Torrey Highlands was mostly built in the 2000s as a largely residential community, with State Route 56 cutting through it.

==Geography==
Torrey Highlands is bordered to the north by Black Mountain Ranch; to the south by Del Mar Mesa; to the east by Rancho Peñasquitos; to the west by Pacific Highlands Ranch; and to the northwest by Fairbanks Ranch.

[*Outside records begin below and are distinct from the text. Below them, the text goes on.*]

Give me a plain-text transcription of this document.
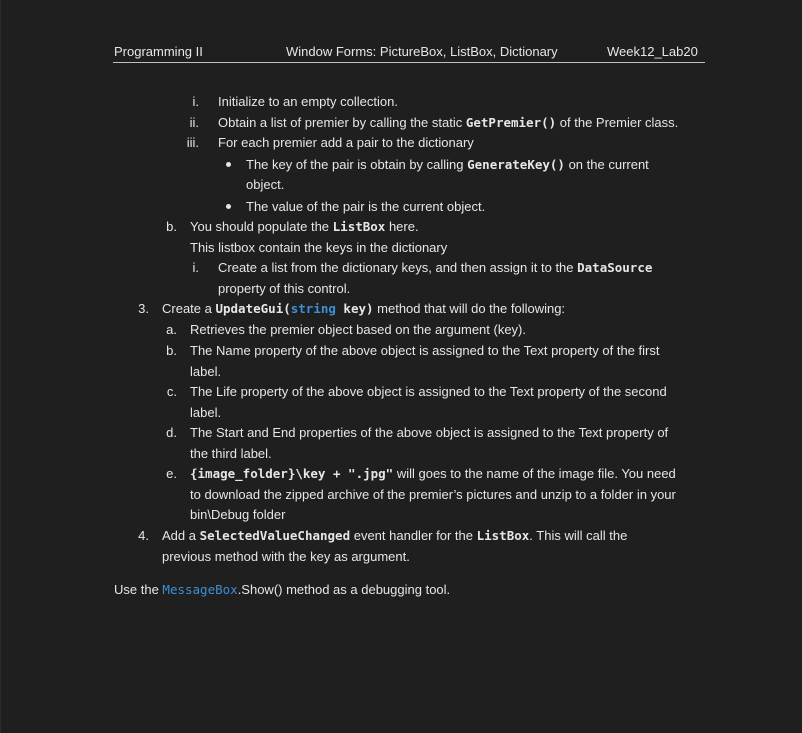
Programming II	Window Forms: PictureBox, ListBox, Dictionary	Week12_Lab20
i. Initialize to an empty collection.
ii. Obtain a list of premier by calling the static GetPremier() of the Premier class.
iii. For each premier add a pair to the dictionary
The key of the pair is obtain by calling GenerateKey() on the current
object.
The value of the pair is the current object.
b. You should populate the ListBox here.
This listbox contain the keys in the dictionary
i. Create a list from the dictionary keys, and then assign it to the DataSource
property of this control.
3. Create a UpdateGui(string key) method that will do the following:
a. Retrieves the premier object based on the argument (key).
b. The Name property of the above object is assigned to the Text property of the first
label.
c. The Life property of the above object is assigned to the Text property of the second
label.
d. The Start and End properties of the above object is assigned to the Text property of
the third label.
e. {image_folder}\key + ".jpg" will goes to the name of the image file. You need
to download the zipped archive of the premier’s pictures and unzip to a folder in your
bin\Debug folder
4. Add a SelectedValueChanged event handler for the ListBox. This will call the
previous method with the key as argument.
Use the MessageBox.Show() method as a debugging tool.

The Torrey Highlands Subarea Plan was approved in 1996 by voters and the City Council. The Torrey Highlands Subarea Plan limited dwelling units to no more than 2,600 and designated 50 percent of Torrey Highlands for residential development, 30 percent for parks and open space, 12 percent for schools, 5 percent for commercial, and 3 percent for employment centers.

==Demographics==

According to January 2006 estimates by the San Diego Association of Governments, there were 2,401 people and 227 households residing in the neighborhood, which increased 29,912.5% from 8 people and 2 households in 2000. The estimated racial makeup was 58.6% White, 30.5% Asian & Pacific Islander, 5.5% Hispanic, 4.0% from other races, 1.3% African American, and 0.2% American Indian. The median age was 39.9 with 28.2% under the age of 18 and 8.5% over the age of 65. The estimated median household income was $130,086 ($101,899 adjusted for inflation in 1999 dollars); 20.7% of the community made more than $150,000; 63.0% made between $60,000 and $149,999; and 16.3% made less than $60,000.

==Education==
Torrey Highlands is served by the Poway Unified School District, including Westview High School, which is located in the neighborhood.